Pay attention to when your employees will be working with children. While it certainly pays to reduce risk as far as possible, stringent vetting requirements might not be applicable where contact with children is negligible or rare. For those employees who will be more regularly and closely involved in working with children, it is important to conduct an assessment of the timing of work, for example across the day or night. In long-hour crèches and youth housing sites, night-time work with children will require a careful risk analysis of suitability, safety and privacy issues..
Assessing risk, protecting children
For those employing staff to work with children, it is certainly prudent to conduct a basic risk assessment. Decisions regarding an appropriate level of risk that an organisation might carry must be balanced carefully.
In the context of employing people to work with children, the likelihood of the event occurring and the outcome if that event did occur will necessarily be weighed to establish risk.

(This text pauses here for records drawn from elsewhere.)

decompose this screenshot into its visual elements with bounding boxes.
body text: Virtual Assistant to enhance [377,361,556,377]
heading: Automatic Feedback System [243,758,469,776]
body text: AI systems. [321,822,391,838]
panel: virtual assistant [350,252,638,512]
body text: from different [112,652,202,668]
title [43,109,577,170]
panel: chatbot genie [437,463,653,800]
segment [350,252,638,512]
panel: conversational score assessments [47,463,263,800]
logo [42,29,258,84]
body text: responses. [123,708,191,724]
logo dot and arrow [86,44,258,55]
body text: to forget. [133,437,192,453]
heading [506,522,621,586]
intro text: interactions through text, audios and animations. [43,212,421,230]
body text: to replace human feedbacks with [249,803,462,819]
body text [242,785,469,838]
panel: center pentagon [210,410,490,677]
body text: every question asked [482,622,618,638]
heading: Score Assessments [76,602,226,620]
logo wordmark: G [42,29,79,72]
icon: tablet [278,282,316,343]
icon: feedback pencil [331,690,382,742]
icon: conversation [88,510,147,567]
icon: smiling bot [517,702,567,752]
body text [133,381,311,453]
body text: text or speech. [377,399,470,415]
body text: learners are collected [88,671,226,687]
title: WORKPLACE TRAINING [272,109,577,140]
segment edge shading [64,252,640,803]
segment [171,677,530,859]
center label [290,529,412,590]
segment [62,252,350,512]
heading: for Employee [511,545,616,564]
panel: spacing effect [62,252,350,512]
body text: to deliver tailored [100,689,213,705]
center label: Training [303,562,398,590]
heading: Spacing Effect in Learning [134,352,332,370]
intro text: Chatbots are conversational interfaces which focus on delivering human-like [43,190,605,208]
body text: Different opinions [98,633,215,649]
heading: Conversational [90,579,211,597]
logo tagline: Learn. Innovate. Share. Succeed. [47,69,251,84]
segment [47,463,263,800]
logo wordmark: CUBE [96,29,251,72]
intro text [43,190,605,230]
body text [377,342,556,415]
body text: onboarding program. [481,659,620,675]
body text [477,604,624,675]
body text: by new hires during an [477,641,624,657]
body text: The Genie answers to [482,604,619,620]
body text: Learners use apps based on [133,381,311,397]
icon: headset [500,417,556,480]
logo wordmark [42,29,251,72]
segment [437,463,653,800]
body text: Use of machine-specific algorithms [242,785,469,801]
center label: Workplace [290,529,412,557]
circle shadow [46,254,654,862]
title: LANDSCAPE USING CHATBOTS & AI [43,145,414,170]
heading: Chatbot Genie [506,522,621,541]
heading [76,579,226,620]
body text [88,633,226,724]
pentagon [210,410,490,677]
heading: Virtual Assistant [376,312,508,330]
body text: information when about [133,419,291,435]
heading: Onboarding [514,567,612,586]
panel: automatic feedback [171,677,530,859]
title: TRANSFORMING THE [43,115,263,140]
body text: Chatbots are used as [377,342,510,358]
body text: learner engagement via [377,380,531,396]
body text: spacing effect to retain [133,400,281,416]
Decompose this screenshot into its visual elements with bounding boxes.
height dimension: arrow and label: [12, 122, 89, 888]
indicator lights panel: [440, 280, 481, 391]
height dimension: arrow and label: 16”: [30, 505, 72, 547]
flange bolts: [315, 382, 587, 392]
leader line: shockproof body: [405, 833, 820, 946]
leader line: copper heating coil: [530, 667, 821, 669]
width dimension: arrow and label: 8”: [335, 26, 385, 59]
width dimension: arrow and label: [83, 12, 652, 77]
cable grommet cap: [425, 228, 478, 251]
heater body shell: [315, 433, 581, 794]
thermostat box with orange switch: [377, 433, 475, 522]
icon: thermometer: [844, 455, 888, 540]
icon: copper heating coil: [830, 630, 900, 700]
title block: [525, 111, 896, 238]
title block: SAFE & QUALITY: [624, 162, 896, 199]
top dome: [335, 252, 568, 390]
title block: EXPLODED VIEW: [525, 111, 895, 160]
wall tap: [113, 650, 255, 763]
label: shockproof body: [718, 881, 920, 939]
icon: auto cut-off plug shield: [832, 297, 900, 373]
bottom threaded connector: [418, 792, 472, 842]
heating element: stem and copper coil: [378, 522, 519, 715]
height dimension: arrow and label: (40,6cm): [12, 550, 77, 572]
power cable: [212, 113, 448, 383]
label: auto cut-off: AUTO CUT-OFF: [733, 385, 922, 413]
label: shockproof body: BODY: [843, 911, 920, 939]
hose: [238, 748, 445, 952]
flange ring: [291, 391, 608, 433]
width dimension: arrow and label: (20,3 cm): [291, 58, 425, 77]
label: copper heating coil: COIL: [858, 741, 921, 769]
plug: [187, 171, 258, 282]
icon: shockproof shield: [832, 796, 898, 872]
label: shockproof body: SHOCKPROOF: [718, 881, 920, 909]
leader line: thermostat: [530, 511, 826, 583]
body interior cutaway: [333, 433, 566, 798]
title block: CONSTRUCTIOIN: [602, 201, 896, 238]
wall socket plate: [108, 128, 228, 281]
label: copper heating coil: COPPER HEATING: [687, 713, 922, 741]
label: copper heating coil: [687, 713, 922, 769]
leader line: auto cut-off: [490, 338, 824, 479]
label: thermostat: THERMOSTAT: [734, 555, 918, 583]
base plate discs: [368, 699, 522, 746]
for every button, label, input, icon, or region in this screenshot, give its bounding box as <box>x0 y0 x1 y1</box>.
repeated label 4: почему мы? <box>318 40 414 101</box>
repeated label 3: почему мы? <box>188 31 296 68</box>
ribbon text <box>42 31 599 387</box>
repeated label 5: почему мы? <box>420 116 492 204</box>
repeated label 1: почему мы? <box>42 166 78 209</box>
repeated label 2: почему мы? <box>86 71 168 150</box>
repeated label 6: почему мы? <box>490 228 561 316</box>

Businesses have an understandable desire to succeed, just as charities, schools, not-for-profits and so on want to deliver excellent services. Yet when it comes to employing people who will be working with children, it is of course important to place child safety front-and-centre in all deliberations. Where or when you start with your risk assessment will vary. You might be starting a new venture, or conducting a risk assessment in relation to a going concern. First, write a list of all child-related activities and contacts known to occur in the organisation. Then collate all known requirements for child safety in both your area and your industry. Ask yourself to consider the likelihood of an adverse event occurring, should you not meet the standards set out. And the next question will be – if such an outcome eventuates, is this one that your organisation is prepared to carry?
As examples – the risk of abusive behaviours arising because you’ve recruited someone without a card, or have employed an adult to work unsupervised with children, or have left mixed ages on site in the evening – must be weighed against the legal, social and financial outcomes if any unfortunate event occurs. Only then can risk be meaningfully assessed.
By analysing the potential risks that arise when employees work with children, all people (big and small) can thrive in our workplaces.